1st grade students
are individuals who are enthusiastic experts at observing the world. Their
observations are often keen but because of the limited experience with scientific
language, limited experience in naming what they see, the ability to discuss
what they observe can be restricted.
Insightful events in this project:
Venn diagram of living and non-living things included an image of the sun
(dragonfly, rock, tree, vegetable, bird, deer). The students placed all
images in the appropriate circle except the sun. Based on our brainstorming
of living and non-living things (see below), they could not decide where
to put the sun. Comments included - "The sun moves by itself across the sky,"

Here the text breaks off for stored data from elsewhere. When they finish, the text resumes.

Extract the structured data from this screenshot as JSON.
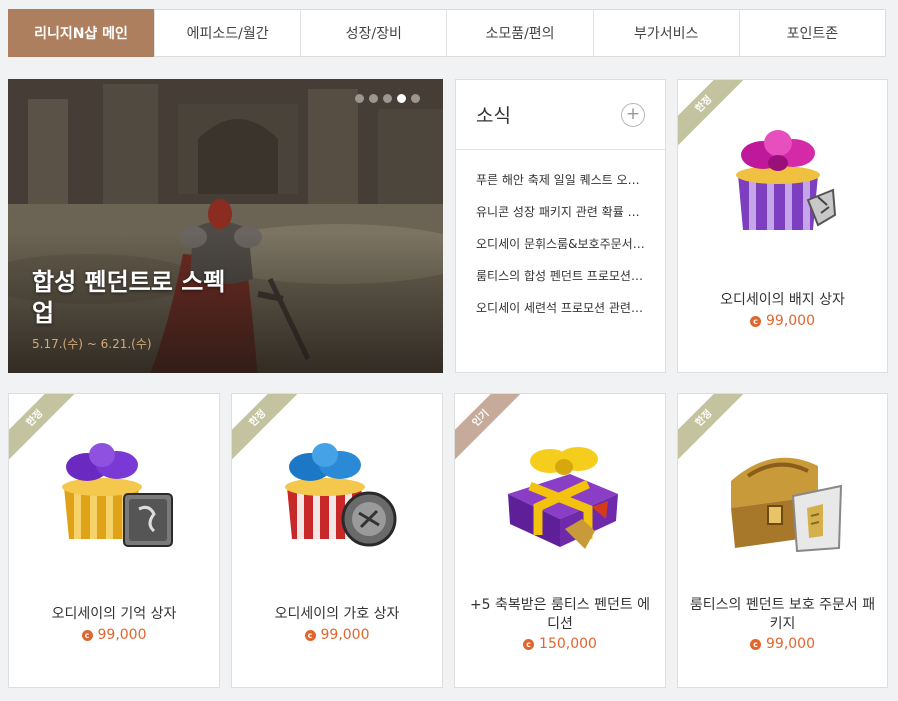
{
  "tabs": [
    {
      "label": "리니지N샵 메인",
      "active": true
    },
    {
      "label": "에피소드/월간",
      "active": false
    },
    {
      "label": "성장/장비",
      "active": false
    },
    {
      "label": "소모품/편의",
      "active": false
    },
    {
      "label": "부가서비스",
      "active": false
    },
    {
      "label": "포인트존",
      "active": false
    }
  ],
  "banner": {
    "title": "합성 펜던트로 스펙업",
    "date": "5.17.(수) ~ 6.21.(수)",
    "slide_count": 5,
    "current_slide": 4
  },
  "news": {
    "title": "소식",
    "more_icon": "plus-icon",
    "items": [
      "푸른 해안 축제 일일 퀘스트 오류 안내",
      "유니콘 성장 패키지 관련 확률 안내",
      "오디세이 문휘스룸&보호주문서 안내",
      "룸티스의 합성 펜던트 프로모션 안내",
      "오디세이 세련석 프로모션 관련 안내"
    ]
  },
  "products": [
    {
      "name": "오디세이의 배지 상자",
      "price": "99,000",
      "badge": "한정"
    },
    {
      "name": "오디세이의 기억 상자",
      "price": "99,000",
      "badge": "한정"
    },
    {
      "name": "오디세이의 가호 상자",
      "price": "99,000",
      "badge": "한정"
    },
    {
      "name": "+5 축복받은 룸티스 펜던트 에디션",
      "price": "150,000",
      "badge": "인기"
    },
    {
      "name": "룸티스의 펜던트 보호 주문서 패키지",
      "price": "99,000",
      "badge": "한정"
    }
  ],
  "currency_icon": "coin-icon",
  "colors": {
    "active_tab": "#ad7f5e",
    "price": "#e0662e",
    "badge_limited": "#c4c39f",
    "badge_popular": "#c6ab9a",
    "banner_date": "#d4a978"
  }
}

AND "Well, of course the sun is alive! I put eyes and a smile on it whenever
I draw it!" The final decision was to put the sun in the overlap of the venn
diagram.
Characteristics
Brain-Storm, 03.06
living things
non-living things
move on their own
fly, run, crawl, dig,
hop, walk
get born
grow
get old
change
die
drink
eat
they go after food
they play
they get sad
can't die
stay put
don't need food
can't have babies
get used by people
The decision to let students
choose their own animal to research resulted in a great deal of work to locate
and modify web sites that students could read independently. The original
intent was for students to write several sentences in their own words about
what they had learned. This became impractical due to limited computer and
mentor time. The goal was revised to have students cut and paste information
needed to a word-processing document, collect images of their research animal
(1) as a baby; (2) with another animal (same or different); and (3) in action.

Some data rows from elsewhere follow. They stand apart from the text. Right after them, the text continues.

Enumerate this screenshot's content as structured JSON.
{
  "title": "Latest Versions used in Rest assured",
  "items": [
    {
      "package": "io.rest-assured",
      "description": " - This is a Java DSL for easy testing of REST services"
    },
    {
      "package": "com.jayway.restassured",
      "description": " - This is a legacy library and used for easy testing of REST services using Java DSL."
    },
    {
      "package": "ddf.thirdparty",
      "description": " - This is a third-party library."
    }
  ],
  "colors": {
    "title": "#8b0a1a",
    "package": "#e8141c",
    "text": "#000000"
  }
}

Students were responsible for centering images, spell-check and demonstrating
that the required information had been located and copied.

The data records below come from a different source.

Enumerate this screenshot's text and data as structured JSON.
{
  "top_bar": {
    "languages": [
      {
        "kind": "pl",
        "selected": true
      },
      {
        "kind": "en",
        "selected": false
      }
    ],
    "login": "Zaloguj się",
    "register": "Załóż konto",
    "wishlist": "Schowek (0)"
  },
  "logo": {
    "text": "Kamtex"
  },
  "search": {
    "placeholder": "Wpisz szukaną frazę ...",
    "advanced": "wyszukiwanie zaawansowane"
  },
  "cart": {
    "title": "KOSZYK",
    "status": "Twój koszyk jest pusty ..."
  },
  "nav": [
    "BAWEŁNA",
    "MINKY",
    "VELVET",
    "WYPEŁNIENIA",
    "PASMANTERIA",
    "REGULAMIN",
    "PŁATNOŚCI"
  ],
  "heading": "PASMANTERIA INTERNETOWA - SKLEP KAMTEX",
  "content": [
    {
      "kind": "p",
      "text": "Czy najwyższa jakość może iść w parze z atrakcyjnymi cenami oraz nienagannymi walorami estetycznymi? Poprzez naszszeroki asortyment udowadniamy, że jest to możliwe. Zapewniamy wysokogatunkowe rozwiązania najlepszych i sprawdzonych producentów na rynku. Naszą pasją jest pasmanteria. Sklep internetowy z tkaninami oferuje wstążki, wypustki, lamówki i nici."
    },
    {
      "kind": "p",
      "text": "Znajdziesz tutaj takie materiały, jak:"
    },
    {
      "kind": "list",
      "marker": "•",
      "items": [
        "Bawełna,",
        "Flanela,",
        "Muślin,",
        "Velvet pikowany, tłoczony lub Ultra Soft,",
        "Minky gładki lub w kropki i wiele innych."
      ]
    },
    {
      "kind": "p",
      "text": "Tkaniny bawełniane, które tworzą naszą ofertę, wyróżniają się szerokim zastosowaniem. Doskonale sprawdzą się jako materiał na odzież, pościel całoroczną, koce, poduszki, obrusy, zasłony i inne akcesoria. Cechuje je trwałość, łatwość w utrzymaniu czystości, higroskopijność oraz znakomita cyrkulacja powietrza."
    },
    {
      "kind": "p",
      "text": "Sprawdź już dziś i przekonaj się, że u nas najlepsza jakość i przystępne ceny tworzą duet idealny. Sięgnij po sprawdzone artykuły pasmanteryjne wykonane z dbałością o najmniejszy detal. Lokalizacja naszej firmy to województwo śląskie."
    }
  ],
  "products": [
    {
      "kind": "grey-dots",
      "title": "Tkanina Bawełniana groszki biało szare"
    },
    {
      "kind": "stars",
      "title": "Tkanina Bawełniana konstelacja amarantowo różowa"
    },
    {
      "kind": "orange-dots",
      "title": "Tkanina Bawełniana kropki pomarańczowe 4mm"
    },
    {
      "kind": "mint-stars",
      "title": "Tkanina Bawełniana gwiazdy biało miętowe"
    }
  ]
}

Student work was printed in book form, a copy for the classroom library
and a copy for the student to take home. The student-created books were met
with great enthusiasm by the students. They were impressed by their own and
others' work. They enjoyed the idea of adding their books to the classroom
library for next year's class. Slide shows were also created using
AppleWorks and presented to parents, classmates and classroom visitors.
The animal models were useful in dramatic play. The students decided who
could visit who because of habitat needs. They invented modifications that
one animal might need to visit another. The animals were also used for perspective
drawings, geometric models and other drawings.